Tanti sperano che l’uso dell’Ia possa aumentare la produttività del lavoro facendoci faticare meno. Ma i dati su quanto successo negli ultimi anni vanno in tutt’altra direzione

Non passa giorno che non si parli di intelligenza artificiale (Ia). I riferimenti a questa sono diventati standard persino nei testi di leggi, attribuendo il governo a essa capacità taumaturgiche in vari campi, dalla lotta all’evasione fiscale alla gestione dei sussidi alle imprese. Cresce la speranza che l’Ia porti a un aumento della produttività del lavoro, consentendoci di faticare meno. Cresce in parallelo la paura che l’Ia causi disoccupazione. In realtà niente di nuovo. Da decenni le varie tappe nello sviluppo dell’Information and Communication Tecnology (Ict) sono state accompagnate da speranze e paure legate all’aumento della produttività che da esso deriverebbe. Eppure l’ultimo ventennio è stato caratterizzato da un rallentamento, non da un’accelerazione, della produttività.

 

Diversi lavori hanno esplorato questo fenomeno, tra cui quelli di Robert Gordon, uno dei principali economisti americani. Gordon ricostruisce il tasso di crescita della produttività negli Stati Uniti dal 1880 a oggi. Il periodo d’oro è stato il cinquantennio 1920-70, con tassi di crescita medi del 2 per cento l’anno. Poi il tasso è sceso, raggiungendo un minimo dello 0,4 per cento dopo il 2004.

 

Diverse interpretazioni sono state date a questo rallentamento della produttività. I cantori delle magnifiche sorti e progressive legate all’Ict hanno sostenuto che il rallentamento sia solo apparente: gli istituti statistici non riuscirebbero a misurare la migliore qualità dei prodotti legata all’Ict.
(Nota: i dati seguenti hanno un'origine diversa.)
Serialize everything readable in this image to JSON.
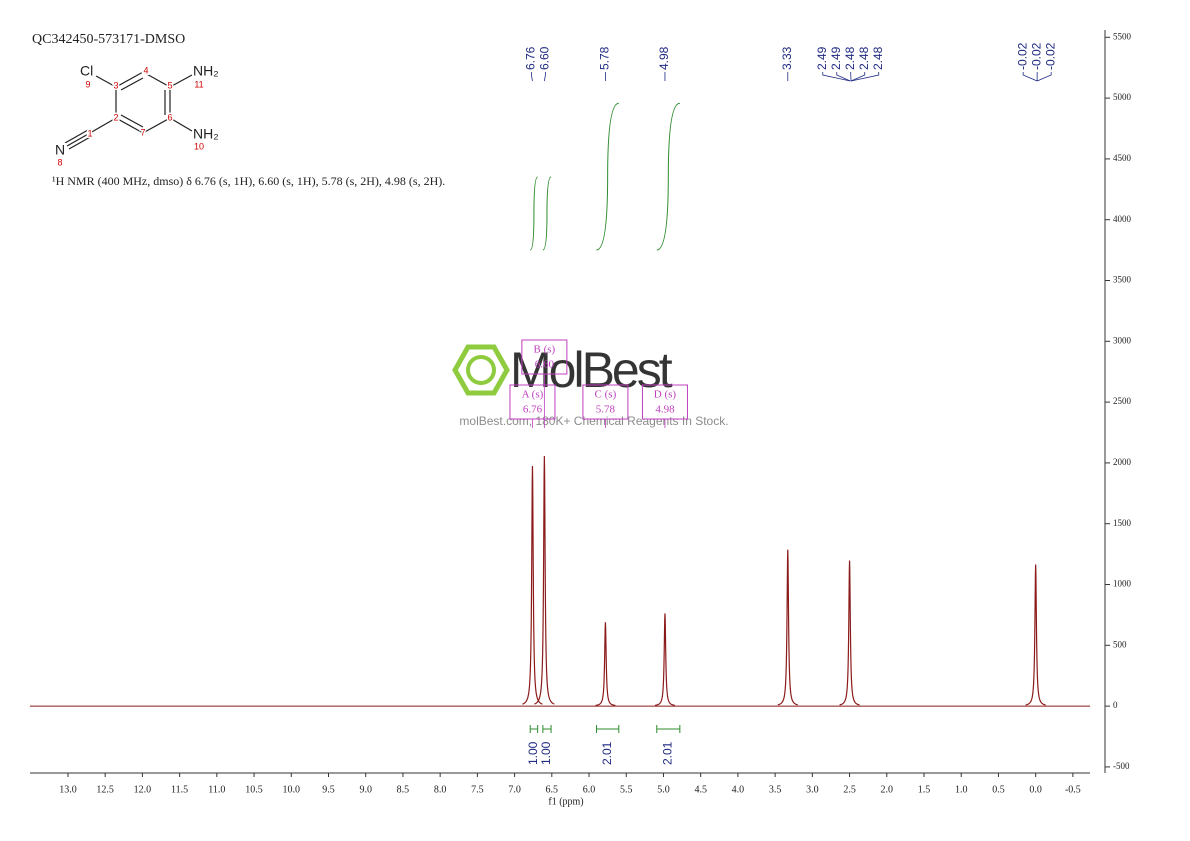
{
  "chart_data": {
    "type": "nmr",
    "title": "QC342450-573171-DMSO",
    "description": "¹H NMR (400 MHz, dmso) δ 6.76 (s, 1H), 6.60 (s, 1H), 5.78 (s, 2H), 4.98 (s, 2H).",
    "x_label": "f1 (ppm)",
    "xlim": [
      13.51,
      -0.73
    ],
    "xticks": [
      {
        "value": 13,
        "label": "13.0"
      },
      12.5,
      {
        "value": 12,
        "label": "12.0"
      },
      11.5,
      {
        "value": 11,
        "label": "11.0"
      },
      10.5,
      {
        "value": 10,
        "label": "10.0"
      },
      9.5,
      {
        "value": 9,
        "label": "9.0"
      },
      8.5,
      {
        "value": 8,
        "label": "8.0"
      },
      7.5,
      {
        "value": 7,
        "label": "7.0"
      },
      6.5,
      {
        "value": 6,
        "label": "6.0"
      },
      5.5,
      {
        "value": 5,
        "label": "5.0"
      },
      4.5,
      {
        "value": 4,
        "label": "4.0"
      },
      3.5,
      {
        "value": 3,
        "label": "3.0"
      },
      2.5,
      {
        "value": 2,
        "label": "2.0"
      },
      1.5,
      {
        "value": 1,
        "label": "1.0"
      },
      0.5,
      {
        "value": 0,
        "label": "0.0"
      },
      -0.5
    ],
    "ylim": [
      -550,
      5560
    ],
    "yticks": [
      -500,
      0,
      500,
      1000,
      1500,
      2000,
      2500,
      3000,
      3500,
      4000,
      4500,
      5000,
      5500
    ],
    "color": "#8b1a1a",
    "peaks": {
      "x": [
        6.76,
        6.6,
        5.78,
        4.98,
        3.33,
        2.5,
        0.0
      ],
      "values": [
        1975,
        2057,
        689,
        762,
        1287,
        1197,
        1164
      ]
    },
    "peak_labels": {
      "values": [
        6.76,
        6.6,
        5.78,
        4.98,
        3.33,
        2.49,
        2.49,
        2.48,
        2.48,
        2.48,
        -0.02,
        -0.02,
        -0.02
      ],
      "value_labels": [
        "6.76",
        "6.60",
        "5.78",
        "4.98",
        "3.33",
        "2.49",
        "2.49",
        "2.48",
        "2.48",
        "2.48",
        "-0.02",
        "-0.02",
        "-0.02"
      ],
      "color": "#1f2a80"
    },
    "integrals": {
      "from": [
        6.79,
        6.62,
        5.9,
        5.09
      ],
      "to": [
        6.69,
        6.51,
        5.6,
        4.78
      ],
      "values": [
        1.0,
        1.0,
        2.01,
        2.01
      ],
      "value_labels": [
        "1.00",
        "1.00",
        "2.01",
        "2.01"
      ],
      "color": "#2e8b2e"
    },
    "multiplets": {
      "names": [
        "A (s)",
        "B (s)",
        "C (s)",
        "D (s)"
      ],
      "values": [
        6.76,
        6.6,
        5.78,
        4.98
      ],
      "value_labels": [
        "6.76",
        "6.60",
        "5.78",
        "4.98"
      ],
      "color": "#c040c0"
    }
  },
  "molecule": {
    "labels": [
      {
        "symbol": "Cl",
        "number": 9
      },
      {
        "symbol": "NH₂",
        "number": 11
      },
      {
        "symbol": "NH₂",
        "number": 10
      },
      {
        "symbol": "N",
        "number": 8
      }
    ],
    "carbons": [
      3,
      4,
      5,
      6,
      7,
      2,
      1
    ]
  },
  "watermark": {
    "brand": "MolBest",
    "tagline": "molBest.com, 180K+ Chemical Reagents In Stock."
  }
}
Ma problemi di misurazione di questo tipo hanno sempre accompagnato lo sviluppo tecnologico negli ultimi due secoli. La spiegazione più probabile, quella sostenuta dallo stesso Gordon, è invece che, per quanto mirabolanti ci appaiano gli effetti dell’introduzione dei computer, della robotica, di’Internet, eccetera, gli sviluppi scientifici e tecnologici degli ultimi decenni sono poca cosa rispetto a quelli avvenuti a cavallo del XIX e XX secolo, giunti a fruizione nel cinquantennio seguente.

 

Basta citare la scoperta delle onde elettromagnetiche, l’uso dell’elettricità a livello industriale e civile, il motore a combustione interna, l’estensione delle reti idriche, gli sviluppi della chimica, la capacità di manipolare le molecole, l’invenzione di ascensori, macchine utensili, elettrodomestici, radio, televisori, telefoni, biciclette, automobili, aerei, apparecchi di riscaldamento e refrigerazione. E poi fondamentali rivoluzioni scientifiche, come la teoria della relatività e la meccanica quantistica, con la possibilità di alterare l’atomo e sviluppare l’energia nucleare. Il progresso tecnologico è stato notevole anche negli ultimi due o tre decenni, ma la nostra vita non è stata sconvolta come quella di chi era nato nell’ultimo quarto del XIX secolo.

 

Certo forse il meglio deve ancora venire, forse l’Ia cambierà il paradigma del progresso tecnologico perché consentirà alle macchine di creare nuove idee, non solo di rendere più veloce l’azione umana, aprendo lo spazio a scenari a cui la serie Terminator (insieme ad altre) ci ha abituato. Ma è per ora un dato di fatto che l’impatto sulla produttività dell’Ict (e altri sviluppi tecnologici degli ultimi decenni) sono stati modesti, almeno rispetto a quelli del cinquantennio d’oro e, forse, alle nostre aspettative, portando qualcuno a sostenere che il futuro non sia più quello di una volta.